Pioglitazone (Actos), unlike its chemical cousin rosiglitazone (Avandia), does not seem to increase the likelihood of cardiovascular events (N Engl J Med. 2007;356:2457-2471). The researchers conducting this study stretched -- and broke -- the scientific method when claiming benefit, but any claims of benefit are specious. (LOE = 1a-)

Wilcox R, Kupger S, Erdmann E, for the PROactive study investigators. Effects of pioglitazone on major adverse cardiovascular events in high-risk patients with type 2 diabetes: Results from PROspective pioglitAzone Clinical Trial in macro Vascular Events (PROactive 10). Am Heart J 2008;155:712-7.  [PMID:18371481]

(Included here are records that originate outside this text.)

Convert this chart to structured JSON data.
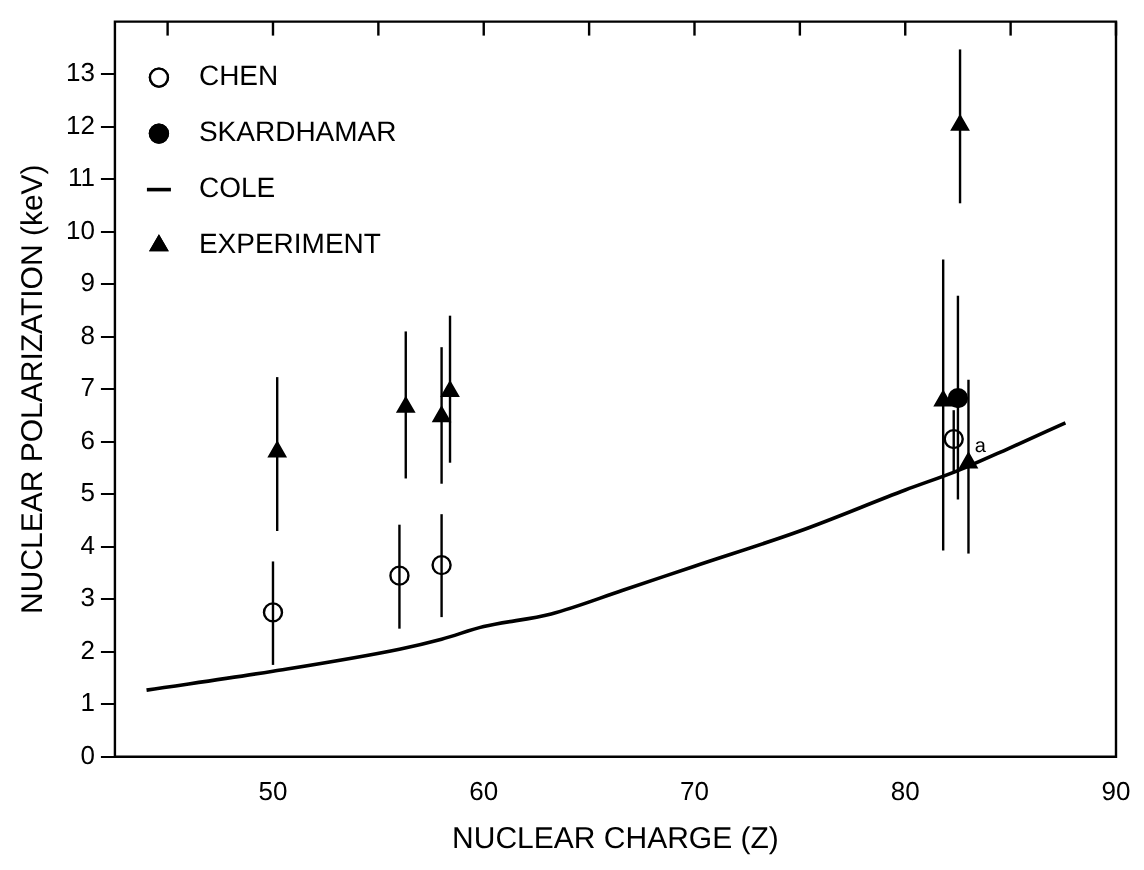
{
  "chart_data": {
    "type": "scatter",
    "xlabel": "NUCLEAR CHARGE (Z)",
    "ylabel": "NUCLEAR POLARIZATION (keV)",
    "xlim": [
      42.5,
      90
    ],
    "ylim": [
      0,
      14
    ],
    "xticks": [
      {
        "value": 45,
        "label": null
      },
      50,
      {
        "value": 55,
        "label": null
      },
      60,
      {
        "value": 65,
        "label": null
      },
      70,
      {
        "value": 75,
        "label": null
      },
      80,
      {
        "value": 85,
        "label": null
      },
      90
    ],
    "yticks": [
      0,
      1,
      2,
      3,
      4,
      5,
      6,
      7,
      8,
      9,
      10,
      11,
      12,
      13
    ],
    "grid": false,
    "legend": "top left",
    "series": [
      {
        "name": "CHEN",
        "type": "scatter",
        "marker": "circle",
        "color": "#ffffff",
        "x": [
          50,
          56,
          58,
          82.3
        ],
        "values": [
          2.75,
          3.45,
          3.65,
          6.05
        ],
        "errors": [
          [
            1.75,
            3.72
          ],
          [
            2.44,
            4.42
          ],
          [
            2.66,
            4.62
          ],
          [
            5.4,
            6.6
          ]
        ]
      },
      {
        "name": "SKARDHAMAR",
        "type": "scatter",
        "marker": "circle",
        "color": "#000000",
        "x": [
          82.5
        ],
        "values": [
          6.83
        ],
        "errors": [
          [
            4.9,
            8.78
          ]
        ]
      },
      {
        "name": "COLE",
        "type": "line",
        "marker": "none",
        "line_style": "solid",
        "color": "#000000",
        "x": [
          44,
          50,
          56,
          58,
          60,
          63.2,
          66.6,
          70,
          75,
          80,
          82.5,
          84.9,
          87.6
        ],
        "values": [
          1.27,
          1.63,
          2.05,
          2.24,
          2.48,
          2.72,
          3.17,
          3.63,
          4.3,
          5.08,
          5.45,
          5.87,
          6.36
        ]
      },
      {
        "name": "EXPERIMENT",
        "type": "scatter",
        "marker": "triangle",
        "color": "#000000",
        "x": [
          50.2,
          56.3,
          58,
          58.4,
          81.8,
          82.6,
          83
        ],
        "values": [
          5.81,
          6.66,
          6.48,
          6.96,
          6.78,
          12.03,
          5.6
        ],
        "errors": [
          [
            4.3,
            7.23
          ],
          [
            5.3,
            8.1
          ],
          [
            5.2,
            7.8
          ],
          [
            5.6,
            8.4
          ],
          [
            3.93,
            9.47
          ],
          [
            10.54,
            13.47
          ],
          [
            3.87,
            7.18
          ]
        ]
      }
    ],
    "annotations": [
      {
        "text": "a",
        "x": 83.3,
        "y": 5.8
      }
    ]
  }
}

Randomized controlled trial (double-blinded)

Industry

Concealed

Outpatient (specialty)

To study the effect of pioglitazone on cardiovascular events, these European researchers enrolled 5,238 high-risk patients with diabetes for an average 9.5 years. Most of the patients (75%) had hypertension, half had myocardial infarction in their history, and 19% had experienced a stroke. In additional to their aggressive treatment for all of these risk factors, patients were radomized (allocation concealed) to receive either placebo or pioglitazone, force-titrated to 45 mg/day, for 3 years. Over this time period, approximately 11% of patients experienced at least one of the three events that made up the composite outcome evaluated in this report: cardiovascular death, nonfatal myocardial infarction, or nonfatal stroke. The researchers report a statistically significant difference between treatment and placebo, though their statistical analysis was suspect and likely improper. Despite having several analyses, they did not adjust the p-value for multiple comparisons. Also, none of the outcomes, when assessed individually, were statistically lower in the treated group. For a composite outcome to be considered valid, at least one of the individual outcomes should be statistically significant. An even greater threat to the validity of this study is that the overall goal of the PROactive study was to evaluate the effect of pioglitazone on a different composite outcome, all-cause mortality, nonfatal myocardial infarction, stroke, acute coronary syndrome, endovascular or surgical intervention in the coronary or leg arteries, and amputation above the ankle. There was no difference with therapy on this outcome (Lancet 2005;366:1279-89). Researchers cannot slice-and-dice their data so that they find a significant difference.